M. Michel Barnier a précisé que le ministère des affaires étrangères venait d'affréter 3 avions en vue d'acheminer du ravitaillement en Côte d'Ivoire et de permettre le départ des ressortissants qui le souhaiteraient. Actuellement, 2.000 personnes sont regroupées dans l'enceinte du 43ème BIMA à Port-Bouet, 800 dans les installations de l'ONUCI et 500 à l'hôtel Ivoire. Des capacités d'accueil ont été mobilisées en tant que de besoin.
Pour le ministre des affaires étrangères, la réponse à la crise ne peut qu'être politique et se situe dans le cadre des Nations Unies. Elle passe par un mandat renforcé de l'ONUCI et l'obligation imposée aux différents responsables ivoiriens d'honorer leurs engagements.
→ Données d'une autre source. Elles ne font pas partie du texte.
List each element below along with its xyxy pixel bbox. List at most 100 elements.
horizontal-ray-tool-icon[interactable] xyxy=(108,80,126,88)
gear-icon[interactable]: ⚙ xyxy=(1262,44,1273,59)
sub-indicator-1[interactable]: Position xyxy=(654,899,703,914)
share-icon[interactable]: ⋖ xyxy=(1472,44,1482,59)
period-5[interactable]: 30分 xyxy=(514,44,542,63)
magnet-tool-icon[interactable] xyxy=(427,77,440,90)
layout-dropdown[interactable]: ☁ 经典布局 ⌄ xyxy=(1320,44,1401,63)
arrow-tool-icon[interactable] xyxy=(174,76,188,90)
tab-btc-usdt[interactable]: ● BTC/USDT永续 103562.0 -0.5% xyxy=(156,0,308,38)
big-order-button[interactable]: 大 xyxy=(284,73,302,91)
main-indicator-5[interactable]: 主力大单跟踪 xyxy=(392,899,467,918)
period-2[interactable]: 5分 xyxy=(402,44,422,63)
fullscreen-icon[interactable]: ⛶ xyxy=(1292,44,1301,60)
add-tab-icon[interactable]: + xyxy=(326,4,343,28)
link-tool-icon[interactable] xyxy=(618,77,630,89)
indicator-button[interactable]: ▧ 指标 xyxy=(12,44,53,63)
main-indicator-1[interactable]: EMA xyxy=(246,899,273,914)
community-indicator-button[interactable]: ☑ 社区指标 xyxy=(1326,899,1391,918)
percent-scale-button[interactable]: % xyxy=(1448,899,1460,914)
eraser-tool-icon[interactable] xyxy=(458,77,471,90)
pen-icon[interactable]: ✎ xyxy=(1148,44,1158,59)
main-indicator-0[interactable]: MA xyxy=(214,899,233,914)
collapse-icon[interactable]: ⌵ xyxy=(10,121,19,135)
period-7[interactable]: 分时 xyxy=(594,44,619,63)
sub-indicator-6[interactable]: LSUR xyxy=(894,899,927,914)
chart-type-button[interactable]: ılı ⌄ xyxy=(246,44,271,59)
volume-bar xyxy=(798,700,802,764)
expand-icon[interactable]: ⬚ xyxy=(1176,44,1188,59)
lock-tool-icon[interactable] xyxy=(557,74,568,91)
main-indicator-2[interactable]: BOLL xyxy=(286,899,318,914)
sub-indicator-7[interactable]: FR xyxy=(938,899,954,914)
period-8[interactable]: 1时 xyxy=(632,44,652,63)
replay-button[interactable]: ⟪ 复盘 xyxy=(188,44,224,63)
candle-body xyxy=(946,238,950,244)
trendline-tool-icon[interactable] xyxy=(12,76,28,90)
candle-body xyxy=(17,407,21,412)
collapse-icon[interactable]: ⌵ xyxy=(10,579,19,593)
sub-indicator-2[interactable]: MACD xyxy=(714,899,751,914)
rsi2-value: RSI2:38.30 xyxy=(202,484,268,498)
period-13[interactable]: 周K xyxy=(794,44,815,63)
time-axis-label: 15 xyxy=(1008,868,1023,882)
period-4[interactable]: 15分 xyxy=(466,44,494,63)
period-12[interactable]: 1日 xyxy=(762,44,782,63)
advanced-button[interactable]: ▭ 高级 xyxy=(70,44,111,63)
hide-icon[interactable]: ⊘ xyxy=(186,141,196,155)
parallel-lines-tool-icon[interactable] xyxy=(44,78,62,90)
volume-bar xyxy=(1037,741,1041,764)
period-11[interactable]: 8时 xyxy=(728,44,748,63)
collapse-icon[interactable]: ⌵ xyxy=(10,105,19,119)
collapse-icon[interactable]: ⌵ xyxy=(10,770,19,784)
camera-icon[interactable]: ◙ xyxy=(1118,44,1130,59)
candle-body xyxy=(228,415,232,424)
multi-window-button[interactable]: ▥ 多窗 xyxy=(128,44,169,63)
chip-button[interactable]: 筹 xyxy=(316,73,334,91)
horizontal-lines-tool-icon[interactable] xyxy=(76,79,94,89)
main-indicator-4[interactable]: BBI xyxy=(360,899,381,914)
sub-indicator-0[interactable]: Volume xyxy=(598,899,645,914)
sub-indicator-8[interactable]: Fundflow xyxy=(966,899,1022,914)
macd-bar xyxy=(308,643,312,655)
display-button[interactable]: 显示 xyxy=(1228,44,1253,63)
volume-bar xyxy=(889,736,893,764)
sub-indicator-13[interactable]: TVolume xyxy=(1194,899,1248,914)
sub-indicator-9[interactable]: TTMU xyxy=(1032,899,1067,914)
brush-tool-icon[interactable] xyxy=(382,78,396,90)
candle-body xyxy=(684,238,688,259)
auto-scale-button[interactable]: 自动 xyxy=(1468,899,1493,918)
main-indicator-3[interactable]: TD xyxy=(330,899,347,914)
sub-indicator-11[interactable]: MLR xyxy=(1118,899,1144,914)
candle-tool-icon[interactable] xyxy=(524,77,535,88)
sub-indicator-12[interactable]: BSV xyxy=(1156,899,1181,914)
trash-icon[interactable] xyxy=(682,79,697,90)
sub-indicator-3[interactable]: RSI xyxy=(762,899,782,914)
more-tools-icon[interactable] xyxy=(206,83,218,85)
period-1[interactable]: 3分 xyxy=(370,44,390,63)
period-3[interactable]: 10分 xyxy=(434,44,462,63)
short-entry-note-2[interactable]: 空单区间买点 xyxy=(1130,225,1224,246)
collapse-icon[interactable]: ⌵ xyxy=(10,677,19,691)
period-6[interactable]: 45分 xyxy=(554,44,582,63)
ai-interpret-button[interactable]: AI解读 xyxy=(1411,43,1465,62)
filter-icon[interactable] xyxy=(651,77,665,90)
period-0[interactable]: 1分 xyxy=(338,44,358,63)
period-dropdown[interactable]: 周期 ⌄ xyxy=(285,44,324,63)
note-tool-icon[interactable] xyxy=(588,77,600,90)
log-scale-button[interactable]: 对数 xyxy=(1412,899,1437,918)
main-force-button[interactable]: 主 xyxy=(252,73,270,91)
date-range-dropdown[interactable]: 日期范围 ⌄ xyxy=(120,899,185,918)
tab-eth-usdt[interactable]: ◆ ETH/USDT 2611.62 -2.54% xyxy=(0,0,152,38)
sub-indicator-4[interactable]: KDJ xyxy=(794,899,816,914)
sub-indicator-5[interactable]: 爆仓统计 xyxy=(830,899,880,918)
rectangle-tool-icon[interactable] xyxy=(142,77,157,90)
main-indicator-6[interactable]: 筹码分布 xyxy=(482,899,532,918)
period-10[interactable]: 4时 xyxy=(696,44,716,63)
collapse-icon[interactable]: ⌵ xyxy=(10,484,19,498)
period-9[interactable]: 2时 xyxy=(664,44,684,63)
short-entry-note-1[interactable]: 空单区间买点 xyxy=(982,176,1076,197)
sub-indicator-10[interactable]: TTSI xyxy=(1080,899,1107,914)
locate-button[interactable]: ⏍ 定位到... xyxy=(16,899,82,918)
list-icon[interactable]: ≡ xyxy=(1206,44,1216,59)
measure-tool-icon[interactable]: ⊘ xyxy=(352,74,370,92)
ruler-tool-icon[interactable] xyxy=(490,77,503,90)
C'est pourquoi, en vue d'accélérer ce processus politique, la résolution en cours d'examen au sein du Conseil de sécurité des Nations Unies devra comporter des dispositions précises concernant l'embargo sur les armes et d'éventuelles sanctions en cas de crimes contre les droits de l'homme et à l'encontre de tous ceux qui feraient obstacle au processus de paix.
M. Michel Barnier a également évoqué devant les sénateurs la situation dans les territoires palestiniens à la suite de la détérioration de l'état de santé du président Yasser Arafat. Répondant sur ce point aux questions de MM. Jean-Pierre Plancade (socialiste, Haute-Garonne) et Daniel Goulet (UMP, Orne), il s'est prononcé pour une relance du processus de paix dans le cadre du Quartet et en s'appuyant sur la feuille de route.